There were many instances throughout our friendship in which I was forced to suppress any outward attraction to Liam. There was no doubt that he was, for lack of a better term, hot, and I typically had no problem averting my eyes. I’d shift my focus and, if necessary, hum an internal monologue of baseball, baseball, baseball until the dirty thoughts that flooded my mind were whisked away. Right now, however, it was an impossibility. The recent memory of his comforting touch on the back of my neck jolted through me and sent me into a tailspin. Innocent as it may have been, it, along with the sight of his bare chest, made me weak.

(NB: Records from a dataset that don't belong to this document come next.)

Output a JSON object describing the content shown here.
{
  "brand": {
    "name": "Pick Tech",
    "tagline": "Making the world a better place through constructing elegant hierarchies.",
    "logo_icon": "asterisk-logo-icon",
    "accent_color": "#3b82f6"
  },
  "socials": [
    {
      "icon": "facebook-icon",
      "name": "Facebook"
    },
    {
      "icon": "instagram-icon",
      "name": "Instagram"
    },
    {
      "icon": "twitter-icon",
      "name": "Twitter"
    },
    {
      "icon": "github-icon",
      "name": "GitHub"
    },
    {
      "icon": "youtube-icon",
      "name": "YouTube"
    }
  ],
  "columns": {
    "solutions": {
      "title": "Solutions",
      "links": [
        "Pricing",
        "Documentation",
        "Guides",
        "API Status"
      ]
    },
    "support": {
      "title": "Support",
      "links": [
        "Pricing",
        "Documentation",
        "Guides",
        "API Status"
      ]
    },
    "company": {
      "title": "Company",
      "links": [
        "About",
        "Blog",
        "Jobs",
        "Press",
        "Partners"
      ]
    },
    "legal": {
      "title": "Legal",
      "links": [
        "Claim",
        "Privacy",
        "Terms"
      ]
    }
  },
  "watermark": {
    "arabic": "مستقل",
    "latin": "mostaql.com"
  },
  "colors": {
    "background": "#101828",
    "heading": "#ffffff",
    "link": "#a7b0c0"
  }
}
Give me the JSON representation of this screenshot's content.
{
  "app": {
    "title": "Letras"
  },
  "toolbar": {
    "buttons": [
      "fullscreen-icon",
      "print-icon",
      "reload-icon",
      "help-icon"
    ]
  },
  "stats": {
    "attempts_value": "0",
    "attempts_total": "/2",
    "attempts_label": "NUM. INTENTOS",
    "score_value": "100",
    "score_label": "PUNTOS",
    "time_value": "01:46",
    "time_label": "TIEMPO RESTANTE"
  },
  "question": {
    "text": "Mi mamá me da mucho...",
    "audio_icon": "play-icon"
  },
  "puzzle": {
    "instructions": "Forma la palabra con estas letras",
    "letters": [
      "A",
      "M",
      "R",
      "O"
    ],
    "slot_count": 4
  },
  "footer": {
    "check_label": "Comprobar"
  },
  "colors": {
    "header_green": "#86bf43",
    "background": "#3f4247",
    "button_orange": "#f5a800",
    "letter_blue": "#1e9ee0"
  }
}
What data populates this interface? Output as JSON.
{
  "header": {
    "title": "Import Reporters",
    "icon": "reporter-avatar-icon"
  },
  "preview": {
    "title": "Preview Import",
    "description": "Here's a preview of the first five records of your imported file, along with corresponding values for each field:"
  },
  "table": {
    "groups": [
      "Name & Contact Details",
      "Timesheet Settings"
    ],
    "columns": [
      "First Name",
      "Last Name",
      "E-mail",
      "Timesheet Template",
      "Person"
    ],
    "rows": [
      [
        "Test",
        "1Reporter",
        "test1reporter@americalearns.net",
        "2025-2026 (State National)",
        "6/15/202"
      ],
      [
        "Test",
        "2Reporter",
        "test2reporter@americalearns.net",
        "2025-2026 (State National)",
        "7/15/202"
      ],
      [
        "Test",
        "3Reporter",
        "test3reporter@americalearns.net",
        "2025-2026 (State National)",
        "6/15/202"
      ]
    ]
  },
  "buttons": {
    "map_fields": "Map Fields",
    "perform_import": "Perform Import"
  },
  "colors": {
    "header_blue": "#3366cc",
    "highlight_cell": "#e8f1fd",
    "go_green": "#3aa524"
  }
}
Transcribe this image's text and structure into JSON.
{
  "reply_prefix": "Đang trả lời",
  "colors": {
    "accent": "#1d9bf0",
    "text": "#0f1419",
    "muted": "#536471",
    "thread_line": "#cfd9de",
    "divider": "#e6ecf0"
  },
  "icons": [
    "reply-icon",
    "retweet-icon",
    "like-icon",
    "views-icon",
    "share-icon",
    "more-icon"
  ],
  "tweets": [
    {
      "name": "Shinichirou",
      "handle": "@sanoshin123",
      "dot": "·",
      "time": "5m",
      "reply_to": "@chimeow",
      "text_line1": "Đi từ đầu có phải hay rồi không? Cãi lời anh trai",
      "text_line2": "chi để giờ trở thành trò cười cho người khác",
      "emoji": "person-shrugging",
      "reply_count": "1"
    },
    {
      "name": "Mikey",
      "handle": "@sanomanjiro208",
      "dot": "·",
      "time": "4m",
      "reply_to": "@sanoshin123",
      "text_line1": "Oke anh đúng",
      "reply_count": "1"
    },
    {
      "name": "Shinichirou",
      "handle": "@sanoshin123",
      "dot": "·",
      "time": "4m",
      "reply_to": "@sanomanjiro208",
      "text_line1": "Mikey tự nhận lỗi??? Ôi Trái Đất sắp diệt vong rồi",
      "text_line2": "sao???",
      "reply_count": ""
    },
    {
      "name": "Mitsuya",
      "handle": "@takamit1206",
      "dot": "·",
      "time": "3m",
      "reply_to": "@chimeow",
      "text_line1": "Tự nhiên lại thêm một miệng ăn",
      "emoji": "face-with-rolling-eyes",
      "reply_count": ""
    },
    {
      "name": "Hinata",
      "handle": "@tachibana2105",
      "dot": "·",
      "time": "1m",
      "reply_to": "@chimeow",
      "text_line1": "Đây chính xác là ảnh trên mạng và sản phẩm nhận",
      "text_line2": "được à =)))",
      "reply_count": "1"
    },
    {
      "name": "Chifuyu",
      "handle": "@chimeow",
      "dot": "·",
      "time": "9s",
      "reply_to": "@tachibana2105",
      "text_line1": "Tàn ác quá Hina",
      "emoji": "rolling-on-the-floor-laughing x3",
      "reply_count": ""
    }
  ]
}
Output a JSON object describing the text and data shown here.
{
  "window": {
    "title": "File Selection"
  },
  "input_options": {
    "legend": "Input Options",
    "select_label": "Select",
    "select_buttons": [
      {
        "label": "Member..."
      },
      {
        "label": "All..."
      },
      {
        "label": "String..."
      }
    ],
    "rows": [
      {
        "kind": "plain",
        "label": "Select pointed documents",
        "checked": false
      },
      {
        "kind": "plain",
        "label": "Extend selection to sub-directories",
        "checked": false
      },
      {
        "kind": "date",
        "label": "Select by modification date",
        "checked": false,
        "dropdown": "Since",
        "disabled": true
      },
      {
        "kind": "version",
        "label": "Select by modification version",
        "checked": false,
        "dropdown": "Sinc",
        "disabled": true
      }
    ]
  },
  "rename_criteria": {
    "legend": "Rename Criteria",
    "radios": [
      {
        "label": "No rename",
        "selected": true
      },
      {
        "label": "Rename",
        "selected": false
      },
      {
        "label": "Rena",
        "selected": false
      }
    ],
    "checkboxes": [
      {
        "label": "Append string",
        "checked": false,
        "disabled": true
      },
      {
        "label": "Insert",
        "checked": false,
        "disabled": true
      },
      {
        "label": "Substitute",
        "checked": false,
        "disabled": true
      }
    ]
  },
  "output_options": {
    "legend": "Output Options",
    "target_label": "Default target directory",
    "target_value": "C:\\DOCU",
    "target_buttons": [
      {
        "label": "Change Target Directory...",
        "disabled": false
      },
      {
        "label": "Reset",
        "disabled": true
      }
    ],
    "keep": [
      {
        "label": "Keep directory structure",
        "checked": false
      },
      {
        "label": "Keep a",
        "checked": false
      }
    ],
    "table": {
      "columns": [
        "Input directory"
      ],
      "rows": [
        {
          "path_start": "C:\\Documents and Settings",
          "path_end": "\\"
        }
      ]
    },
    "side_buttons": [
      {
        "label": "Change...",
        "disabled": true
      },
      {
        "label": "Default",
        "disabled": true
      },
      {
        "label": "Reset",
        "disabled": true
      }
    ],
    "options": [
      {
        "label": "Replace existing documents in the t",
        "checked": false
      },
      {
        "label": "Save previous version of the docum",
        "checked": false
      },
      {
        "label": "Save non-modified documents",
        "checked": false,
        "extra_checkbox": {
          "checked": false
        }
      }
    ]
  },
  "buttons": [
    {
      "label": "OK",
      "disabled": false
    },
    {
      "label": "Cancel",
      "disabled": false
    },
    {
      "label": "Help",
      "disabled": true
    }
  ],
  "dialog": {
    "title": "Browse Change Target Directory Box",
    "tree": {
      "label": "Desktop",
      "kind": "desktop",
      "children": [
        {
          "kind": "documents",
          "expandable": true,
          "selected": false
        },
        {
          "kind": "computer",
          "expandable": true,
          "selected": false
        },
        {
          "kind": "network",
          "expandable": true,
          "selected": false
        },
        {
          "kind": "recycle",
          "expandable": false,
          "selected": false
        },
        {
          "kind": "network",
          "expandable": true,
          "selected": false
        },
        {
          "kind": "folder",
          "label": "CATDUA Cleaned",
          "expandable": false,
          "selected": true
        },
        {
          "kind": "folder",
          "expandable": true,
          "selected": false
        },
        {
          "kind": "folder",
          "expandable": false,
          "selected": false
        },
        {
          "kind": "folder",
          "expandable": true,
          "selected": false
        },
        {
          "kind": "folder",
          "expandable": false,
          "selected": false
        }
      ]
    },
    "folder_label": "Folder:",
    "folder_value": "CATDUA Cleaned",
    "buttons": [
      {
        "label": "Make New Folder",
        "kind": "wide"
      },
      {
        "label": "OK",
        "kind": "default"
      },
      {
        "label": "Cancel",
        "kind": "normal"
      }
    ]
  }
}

He ran the towel through his hair and the jagged, pink scar along his left collarbone became visible, the evidence from when a bullet had impaled and shattered the bone completely apparent in the long gash. I found my gaze wandering, raking across his wide, muscular shoulders and downward. By the time I saw the flaxen happy trail leading from his belly button to his belt buckle, I had to force myself to close my agape mouth. I cleared my throat and tried to become as interested as one could be with the pattern in the wood grain of his apartment’s flooring.
I wanted to tell him to clothe himself before I had a goddamn coronary, but that could lead to further questioning that I didn’t think myself strong enough to answer—so I kept my mouth shut.
Liam chuckled out, “What are you doing?”
Fuck.
“Um—”
“Here,” he threw a towel at me as if it wasn’t blaringly obvious that I was just thinking of cleaning whatever beer splatter that remained on his chest with my tongue. I could practically feel the bristles of his chest hair tickling my lips when the towel landed at my feet. I shook my head, blinked my eyes once—hard—and bent over to pick it up. Liam ordered me, “Sit down, Zo’, let me look at your face.”
I scrunched my hair absentmindedly with the towel as I walked to his couch, sitting and turning my cheek toward him so he could look at it.